Segundo Machado (1990), para Deleuze "não há reflexão sobre, e sim, pensamento a partir, ou melhor, com..." (p. 05). A questão que a filosofia coloca é: como encontrar ou estabelecer conexões, identificar ressonâncias de um campo no outro? Como as Ideias são criadas e se propagam na Arte ou na Ciência? Como refletir sobre elas?

A ciência não produz conceitos – essa é a tarefa da filosofia –, a ciência produz funções, proposições, hipóteses, modelos de explicação dos fenômenos. Uma noção científica é determinada não por conceitos, mas por funções ou proposições, e os elementos das funções, Deleuze (1992) os chama de functivos. Uma proposição científica pode utilizar um determinado número de conceitos, mas ela sempre se apropria deles com a intenção de reunir, ordenar, organizar e, para tal, ela fragmenta, parcela extratos potenciais, estabelece limites e intervalos. "A função, na ciência, determina um estado de coisas, uma coisa ou um corpo que atualizam o virtual sobre um plano de referência e num sistema de coordenadas" (p. 172). Procedendo assim, a ciência produz uma desaceleração, um modelo cristalizado de compreensão, que funciona a partir de variáveis predeterminadas e fixadas.

Para Deleuze (1992), a arte produz afectos e perceptos, ou seja, formas de divulgação, ampliação e diversificação da percepção, ela conecta o sujeito com o desejo, com o que lhe afeta, com "blocos de sensações" que ampliam sua capacidade de ser e existir. A filosofia, por sua vez, produz conceitos, que ele chama de conceptos, são reflexões, ideias ordenadas em um procedimento meticuloso de análise que nos ajudam a produzir formas de compreensão das proposições da ciência ou dos afectos e perceptos da arte. "A filosofia é a arte de formar, de inventar, de fabricar conceitos" (p. 10). No entanto, pensar é pensar por functivos, conceptos, afectos e perceptos. É preciso então que arte, filosofia e ciência aprendam a pensar a partir de outros critérios para enriquecer os critérios existentes. Para ele,

[...] a filosofia precisa de uma não-filosofia que a compreenda, ela precisa de uma compreensão não-filosófica, como a arte precisa da não-arte e a ciência da não-ciência. (p. 279)

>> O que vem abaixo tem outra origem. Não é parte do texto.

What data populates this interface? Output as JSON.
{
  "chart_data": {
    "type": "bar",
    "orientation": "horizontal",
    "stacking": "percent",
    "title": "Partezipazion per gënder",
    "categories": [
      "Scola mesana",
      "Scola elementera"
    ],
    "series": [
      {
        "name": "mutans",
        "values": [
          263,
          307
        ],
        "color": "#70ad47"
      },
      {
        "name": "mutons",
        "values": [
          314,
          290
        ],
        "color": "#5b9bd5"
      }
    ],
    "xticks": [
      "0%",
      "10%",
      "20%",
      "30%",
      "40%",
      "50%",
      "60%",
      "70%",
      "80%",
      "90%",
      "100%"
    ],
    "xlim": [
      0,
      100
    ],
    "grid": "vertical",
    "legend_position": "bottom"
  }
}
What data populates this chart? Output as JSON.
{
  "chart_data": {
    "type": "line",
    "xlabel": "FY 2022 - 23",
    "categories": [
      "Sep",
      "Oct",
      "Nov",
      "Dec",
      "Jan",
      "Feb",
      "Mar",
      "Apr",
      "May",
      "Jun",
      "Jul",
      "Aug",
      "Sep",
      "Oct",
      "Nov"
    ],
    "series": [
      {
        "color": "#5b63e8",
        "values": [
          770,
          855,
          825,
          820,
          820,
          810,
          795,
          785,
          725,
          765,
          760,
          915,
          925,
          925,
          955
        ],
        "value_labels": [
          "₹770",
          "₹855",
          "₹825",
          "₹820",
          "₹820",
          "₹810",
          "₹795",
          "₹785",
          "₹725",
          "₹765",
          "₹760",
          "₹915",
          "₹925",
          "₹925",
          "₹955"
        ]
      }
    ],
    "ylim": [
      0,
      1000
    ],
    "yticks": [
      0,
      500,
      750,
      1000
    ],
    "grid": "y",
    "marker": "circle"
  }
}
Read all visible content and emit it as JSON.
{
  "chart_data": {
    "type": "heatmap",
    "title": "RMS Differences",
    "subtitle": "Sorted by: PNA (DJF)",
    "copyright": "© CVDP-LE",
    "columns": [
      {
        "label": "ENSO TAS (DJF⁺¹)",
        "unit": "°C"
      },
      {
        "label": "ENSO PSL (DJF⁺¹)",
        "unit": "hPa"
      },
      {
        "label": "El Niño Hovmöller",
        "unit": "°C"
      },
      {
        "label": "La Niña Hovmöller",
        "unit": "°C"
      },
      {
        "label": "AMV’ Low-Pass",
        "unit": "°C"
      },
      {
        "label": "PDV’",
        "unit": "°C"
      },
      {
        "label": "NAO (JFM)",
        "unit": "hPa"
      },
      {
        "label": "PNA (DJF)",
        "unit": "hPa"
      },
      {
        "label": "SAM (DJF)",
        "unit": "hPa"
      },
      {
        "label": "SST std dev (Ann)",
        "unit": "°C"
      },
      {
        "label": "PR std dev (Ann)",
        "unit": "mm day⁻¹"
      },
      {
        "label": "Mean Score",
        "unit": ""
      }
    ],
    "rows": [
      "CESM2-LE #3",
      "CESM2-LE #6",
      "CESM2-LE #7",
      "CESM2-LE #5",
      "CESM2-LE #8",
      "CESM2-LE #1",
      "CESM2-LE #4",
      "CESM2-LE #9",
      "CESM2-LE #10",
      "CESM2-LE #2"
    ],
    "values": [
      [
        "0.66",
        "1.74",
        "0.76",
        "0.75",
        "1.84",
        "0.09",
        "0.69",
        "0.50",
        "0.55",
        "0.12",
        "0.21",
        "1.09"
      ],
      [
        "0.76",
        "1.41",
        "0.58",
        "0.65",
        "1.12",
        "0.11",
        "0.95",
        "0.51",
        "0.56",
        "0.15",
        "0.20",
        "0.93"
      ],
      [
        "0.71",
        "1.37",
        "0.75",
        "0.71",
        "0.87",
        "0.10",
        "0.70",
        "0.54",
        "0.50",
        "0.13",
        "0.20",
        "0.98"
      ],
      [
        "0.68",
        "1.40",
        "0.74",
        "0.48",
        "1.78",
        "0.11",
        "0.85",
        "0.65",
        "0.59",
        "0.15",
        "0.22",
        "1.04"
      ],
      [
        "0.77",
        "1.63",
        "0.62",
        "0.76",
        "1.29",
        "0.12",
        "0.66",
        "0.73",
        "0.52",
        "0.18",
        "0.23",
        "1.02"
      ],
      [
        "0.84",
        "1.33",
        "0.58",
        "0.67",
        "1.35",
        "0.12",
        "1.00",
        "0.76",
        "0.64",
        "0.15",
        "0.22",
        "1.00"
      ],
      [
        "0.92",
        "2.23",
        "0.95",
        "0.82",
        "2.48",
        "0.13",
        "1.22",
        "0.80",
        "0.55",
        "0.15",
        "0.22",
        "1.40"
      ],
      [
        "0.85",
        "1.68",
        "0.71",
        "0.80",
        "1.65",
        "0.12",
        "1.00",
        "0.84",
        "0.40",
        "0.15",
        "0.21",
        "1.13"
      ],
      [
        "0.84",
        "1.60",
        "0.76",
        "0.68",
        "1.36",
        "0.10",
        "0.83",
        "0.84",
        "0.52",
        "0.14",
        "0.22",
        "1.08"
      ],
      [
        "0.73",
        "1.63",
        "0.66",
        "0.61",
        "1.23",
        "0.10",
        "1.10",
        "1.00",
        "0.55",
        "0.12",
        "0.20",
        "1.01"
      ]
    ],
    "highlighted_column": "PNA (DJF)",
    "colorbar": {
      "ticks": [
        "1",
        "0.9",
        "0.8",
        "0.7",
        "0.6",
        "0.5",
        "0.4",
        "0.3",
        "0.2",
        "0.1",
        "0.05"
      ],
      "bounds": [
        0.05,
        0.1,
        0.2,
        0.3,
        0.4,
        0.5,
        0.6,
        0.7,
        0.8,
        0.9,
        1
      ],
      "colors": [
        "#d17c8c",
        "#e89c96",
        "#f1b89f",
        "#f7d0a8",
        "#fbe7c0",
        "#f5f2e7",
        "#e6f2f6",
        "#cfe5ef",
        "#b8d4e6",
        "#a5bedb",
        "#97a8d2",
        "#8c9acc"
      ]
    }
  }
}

Deleuze (1992) ressalta o papel da intuição, dos afetos e das intensidades na produção de conhecimento, na criação de Ideias e de novas possibilidades de percepção. Não se trata de desvalorizar os princípios da racionalidade científica ou de valorizar o pensamento artístico e sim de conhecê-los, identificar seus processos e ampliá-los. Só assim, podemos criar ferramentas teóricas e estratégias pedagógicas que ampliem a capacidade criativa, produzindo novos conceitos e novas percepções do fazer artístico e científico, enriquecendo a discussão e a análise crítica de cada campo e produzindo formas mais intensas, relevantes e apaixonantes de estudar ciência e/ou arte. A proposta do curso, entretanto, não se limitou ao estudo do pensamento de Gilles Deleuze sobre o tema. Outros autores foram lidos e discutidos — autores que partem de princípios e formações teóricas distintas acerca da relação ciência e arte. A obra de Deleuze, portanto, foi uma referência importante, mas não a única, embora tenha de fato sido o ponto de partida e de apoio para problematizar e analisar outras correntes do pensamento, refletindo acerca da relação Ciência e Arte e buscando alternativas para a produção do conhecimento e também para a descoberta de novos caminhos para o ensino de ciências.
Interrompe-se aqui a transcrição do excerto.